Which finally bring us back to Constant Lambert: in situating his symphony in this mode of slow, reflective concentration, Vaughan Williams risked forfeiting this piece's "symphonic" credentials. Yet in its "critique and reimagining of the pastoral", as Grimley has it, Vaughan Williams not only vindicated his personal vision, and the pain of his wartime experiences, but achieved a new idea of the symphony, too.
Source: https://www.theguardian.com/music/tomserviceblog/2014/aug/11/symphony-guide-vaughan-williams-pastoral-symphony

Excellent posting *****

Irons

You must have a very good opinion of yourself to write a symphony - John Ireland.

I opened the door people rushed through and I was left holding the knob - Bo Diddley.

vandermolen

Quote from: Irons on March 28, 2019, 08:11:19 AM
Indeed it is.

Yes, I agree. Michael Kennedy considered it Vaughan Williams's greatest symphony although I wouldn't go that far myself.
"Courage is going from failure to failure without losing enthusiasm" (Churchill).

'The test of a work of art is, in the end, our affection for it, not our ability to explain why it is good' (Stanley Kubrick).

Irons

Quote from: vandermolen on March 28, 2019, 10:33:08 AM
Yes, I agree. Michael Kennedy considered it Vaughan Williams's greatest symphony although I wouldn't go that far myself.

The most misunderstood perhaps. I listen to the 3rd as much if not more then the others at the present time. That does not make it the greatest though. I listen to the 8th repeatedly too. The 2nd and 7th not so much, and the 1st never. The deservedly most popular being 5th and 6th.
You must have a very good opinion of yourself to write a symphony - John Ireland.

I opened the door people rushed through and I was left holding the knob - Bo Diddley.

vandermolen

Quote from: Irons on March 28, 2019, 11:16:55 AM
The most misunderstood perhaps. I listen to the 3rd as much if not more then the others at the present time. That does not make it the greatest though. I listen to the 8th repeatedly too.
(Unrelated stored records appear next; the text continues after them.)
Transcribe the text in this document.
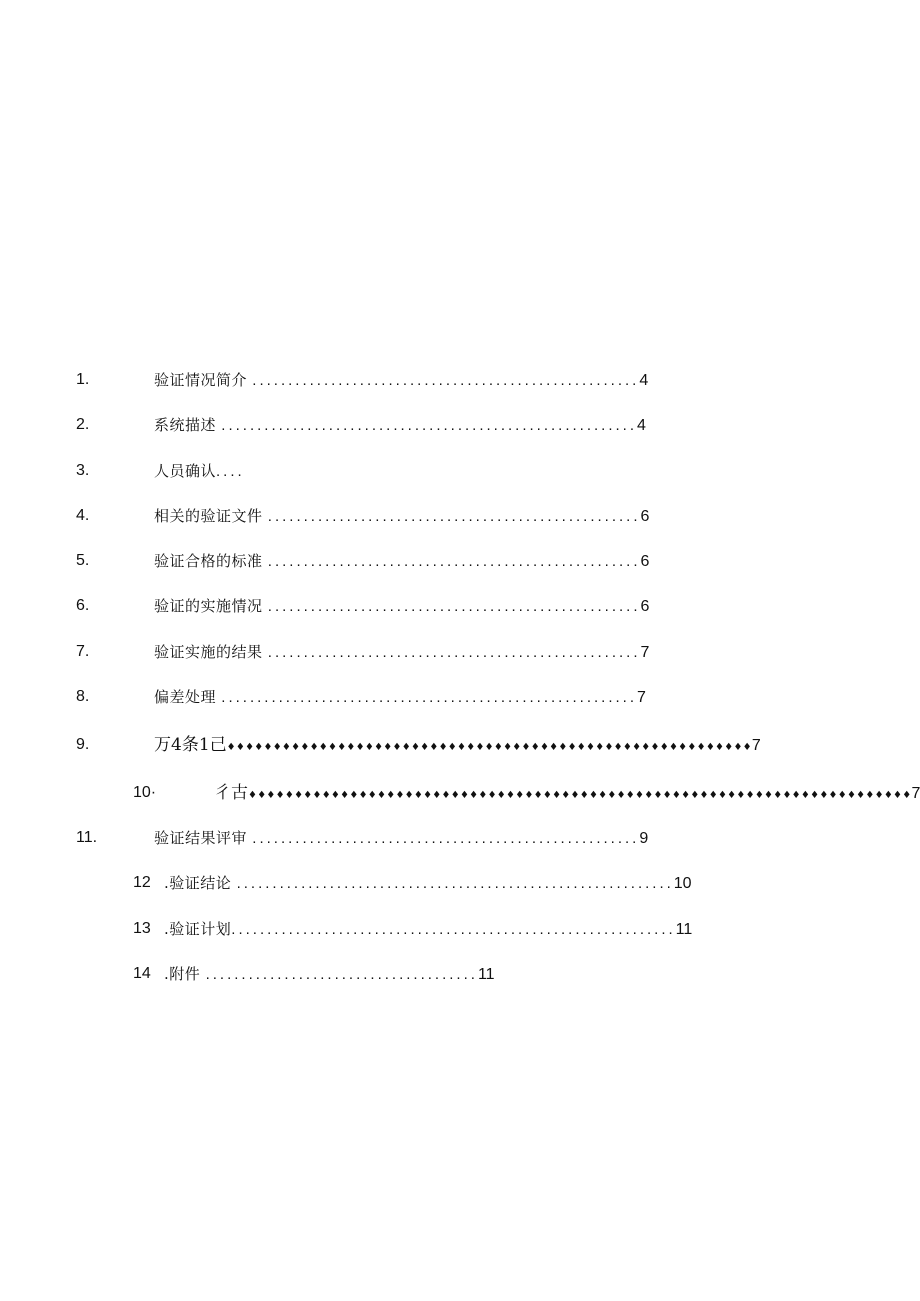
1.	验证情况简介 ......................................................4
2.	系统描述 ..........................................................4
3.	人员确认....
4.	相关的验证文件 ....................................................6
5.	验证合格的标准 ....................................................6
6.	验证的实施情况 ....................................................6
7.	验证实施的结果 ....................................................7
8.	偏差处理 ..........................................................7
9.	万4条1己♦♦♦♦♦♦♦♦♦♦♦♦♦♦♦♦♦♦♦♦♦♦♦♦♦♦♦♦♦♦♦♦♦♦♦♦♦♦♦♦♦♦♦♦♦♦♦♦♦♦♦♦♦♦♦♦♦7
10·	彳古♦♦♦♦♦♦♦♦♦♦♦♦♦♦♦♦♦♦♦♦♦♦♦♦♦♦♦♦♦♦♦♦♦♦♦♦♦♦♦♦♦♦♦♦♦♦♦♦♦♦♦♦♦♦♦♦♦♦♦♦♦♦♦♦♦♦♦♦♦♦♦♦7
11.	验证结果评审 ......................................................9
12 .验证结论 .............................................................10
13 .验证计划..............................................................11
14 .附件 ......................................11
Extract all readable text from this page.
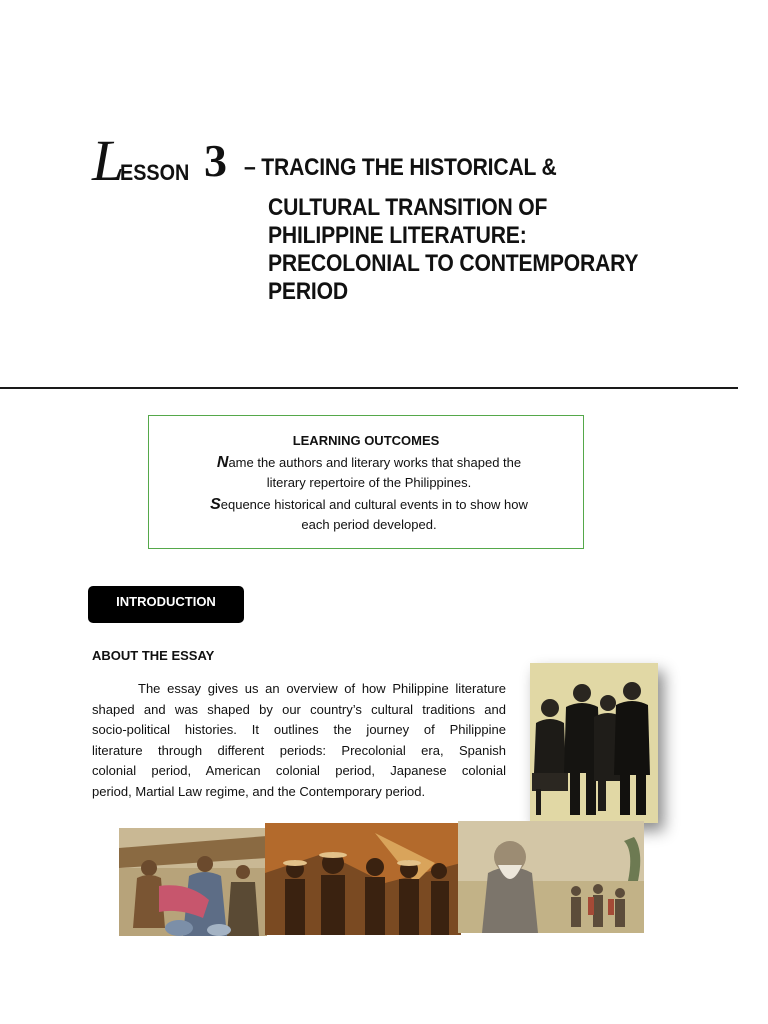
LESSON 3 – TRACING THE HISTORICAL &
CULTURAL TRANSITION OF
PHILIPPINE LITERATURE:
PRECOLONIAL TO CONTEMPORARY
PERIOD
LEARNING OUTCOMES
Name the authors and literary works that shaped the
literary repertoire of the Philippines.
Sequence historical and cultural events in to show how
each period developed.
INTRODUCTION
ABOUT THE ESSAY
The essay gives us an overview of how Philippine literature
shaped and was shaped by our country’s cultural traditions and
socio-political histories. It outlines the journey of Philippine
literature through different periods: Precolonial era, Spanish
colonial period, American colonial period, Japanese colonial
period, Martial Law regime, and the Contemporary period.
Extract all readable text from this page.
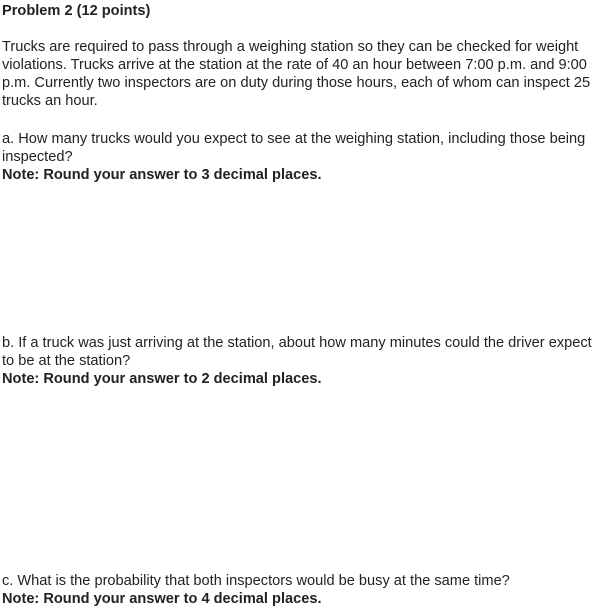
Problem 2 (12 points)
Trucks are required to pass through a weighing station so they can be checked for weight violations. Trucks arrive at the station at the rate of 40 an hour between 7:00 p.m. and 9:00 p.m. Currently two inspectors are on duty during those hours, each of whom can inspect 25 trucks an hour.
a. How many trucks would you expect to see at the weighing station, including those being inspected?
Note: Round your answer to 3 decimal places.
b. If a truck was just arriving at the station, about how many minutes could the driver expect to be at the station?
Note: Round your answer to 2 decimal places.
c. What is the probability that both inspectors would be busy at the same time?
Note: Round your answer to 4 decimal places.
The 2nd and 7th not so much, and the 1st never. The deservedly most popular being 5th and 6th.

I also often listen to No.8 - possibly the most underrated of them all. It was the symphony which Boult chose to perform on VW's 100th birthday concert 12/10/1972 at the Festival Hall.
"Courage is going from failure to failure without losing enthusiasm" (Churchill).

'The test of a work of art is, in the end, our affection for it, not our ability to explain why it is good' (Stanley Kubrick).

Ghost of Baron Scarpia

#59
The time I have available for listening to music makes it hard for me to listen to these works often enough to feel I know them well, but except for 1 and 7 and find myself equally attracted to all of them (especially now that I "get" #3 after listening to Previn's marvelous recording). I think I actually started with 8 and 9, listening to the Haitink disc.